C’est sur le charnier de la bataille de « Cumberland River » qu’un jeune cherokee portant l’uniforme confédéré se confie au lieutenant Blueberry et à son compagnon indien Grayson, avant d’aller rejoindre le Grand Manitou. Il leur apprend qu’il était chargé d’une mission de la plus haute importance : escorter un agent de la banque Rothschild chargé de récupérer un convoi d’or permettant de financer nordistes et confédérés. Mais le banquier est enlevé par l’étrange John Bear’s Fingers, un shaman indien à la tête d’une troupe cherokee. Blueberry (sans l’aval de sa hiérarchie) promet au guerrier mourant de poursuivre la mission. Il retrouve bientôt les ravisseurs qui se sont débarrassés du jeune financier après lui avoir extorqué sous la torture l’emplacement du convoi… De leur côté, les deux camps belligérants ont envoyé militaires et mercenaires sur les traces du vieil indien pour tenter de s’accaparer la totalité de ce trésor.
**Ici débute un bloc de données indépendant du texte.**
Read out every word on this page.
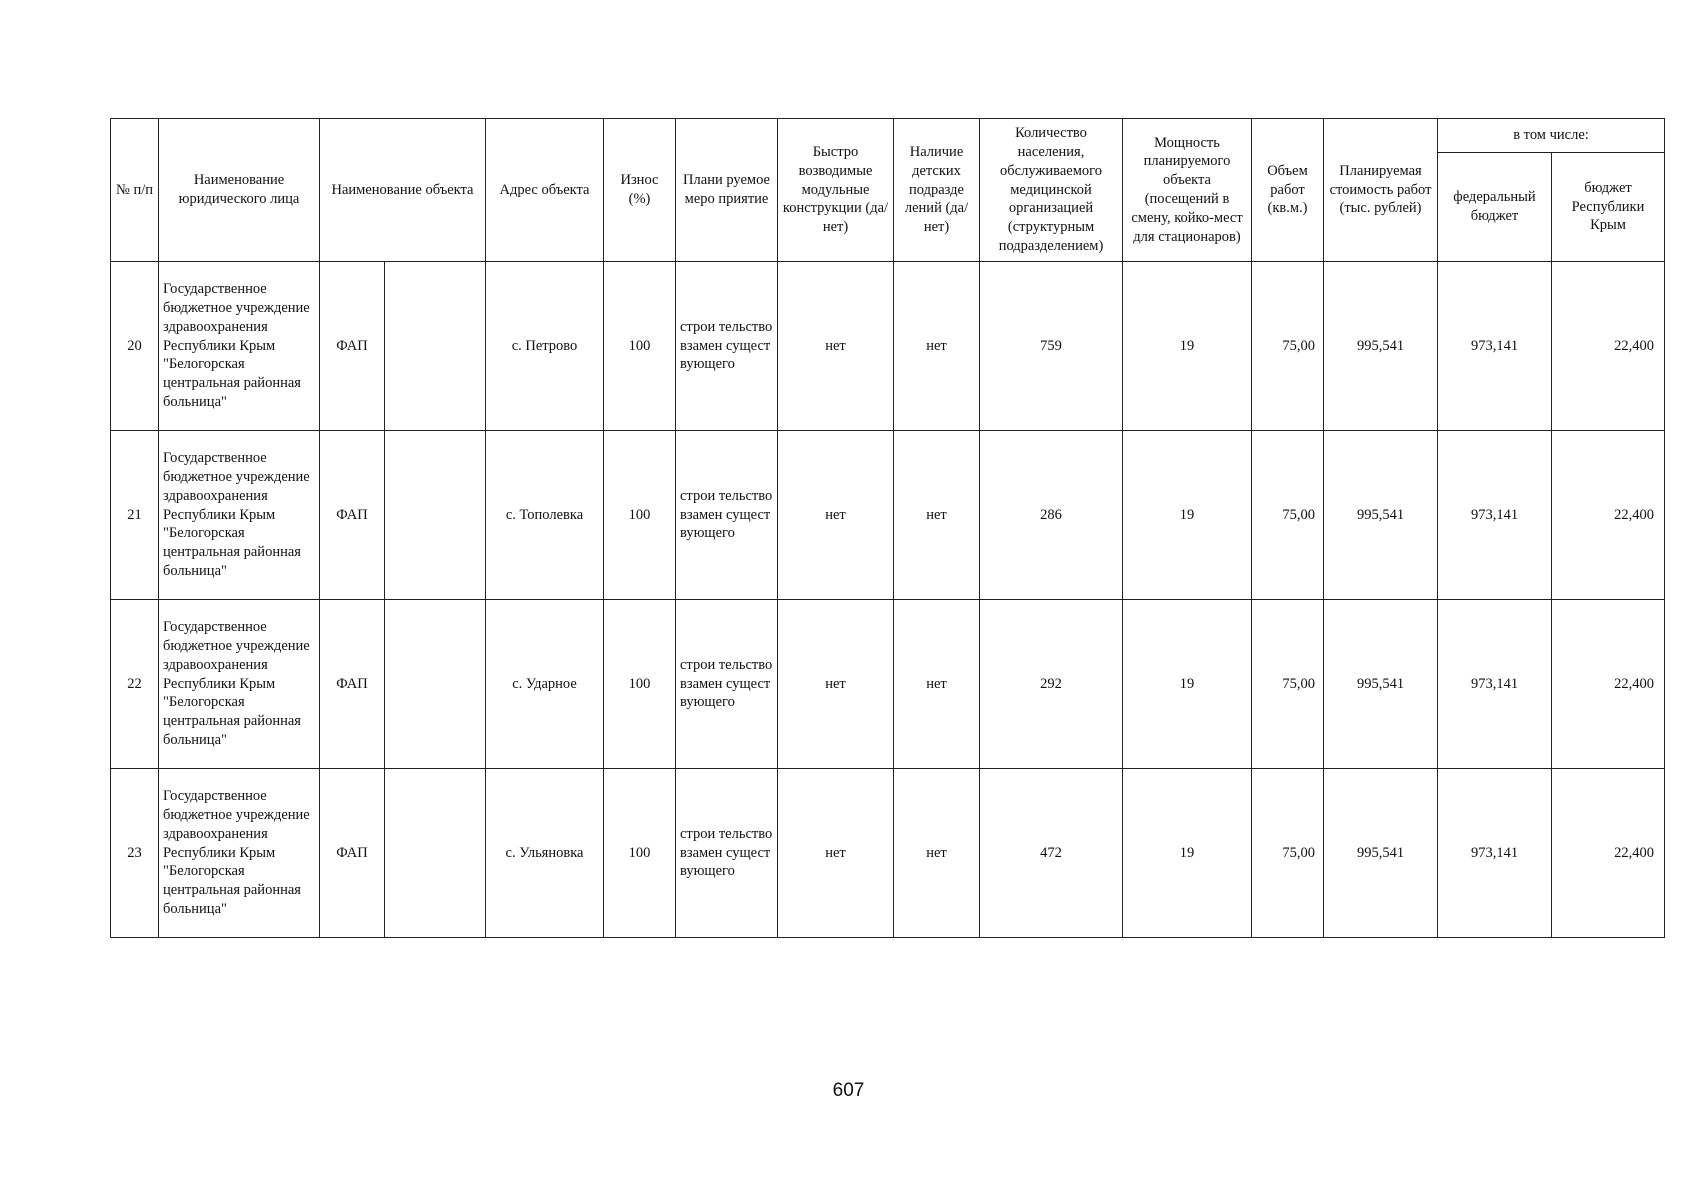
№ п/п	Наименование юридического лица	Наименование объекта		Адрес объекта	Износ (%)	Плани руемое меро приятие	Быстро возводимые модульные конструкции (да/нет)	Наличие детских подразде лений (да/нет)	Количество населения, обслуживаемого медицинской организацией (структурным подразделением)	Мощность планируемого объекта (посещений в смену, койко-мест для стационаров)	Объем работ (кв.м.)	Планируемая стоимость работ (тыс. рублей)	в том числе:	
													федеральный бюджет	бюджет Республики Крым
20	Государственное бюджетное учреждение здравоохранения Республики Крым "Белогорская центральная районная больница"	ФАП		с. Петрово	100	строи тельство взамен сущест вующего	нет	нет	759	19	75,00	995,541	973,141	22,400
21	Государственное бюджетное учреждение здравоохранения Республики Крым "Белогорская центральная районная больница"	ФАП		с. Тополевка	100	строи тельство взамен сущест вующего	нет	нет	286	19	75,00	995,541	973,141	22,400
22	Государственное бюджетное учреждение здравоохранения Республики Крым "Белогорская центральная районная больница"	ФАП		с. Ударное	100	строи тельство взамен сущест вующего	нет	нет	292	19	75,00	995,541	973,141	22,400
23	Государственное бюджетное учреждение здравоохранения Республики Крым "Белогорская центральная районная больница"	ФАП		с. Ульяновка	100	строи тельство взамен сущест вующего	нет	нет	472	19	75,00	995,541	973,141	22,400
607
Baumhoffer et ses sbires, à la solde des yankees, sont les premiers à les retrouver. Dans une mine désaffectée le combat est bref et violent, laissant dans la poussière nombre des ravisseurs. Mais le malin Bear’s Fingers et le jeune Blueberry, qui n’a plus d’autre choix que d’accompagner la bande, parviennent une nouvelle fois à s’échapper. Le puissant shaman est en effet prêt à tout pour soustraire l’or et ainsi laver l’affront subit par le peuple indien : chassés, dépossédés de leur terre, en s’emparant du magot, ils retrouveront leur fierté. Car l’argent est le nerf de toute guerre…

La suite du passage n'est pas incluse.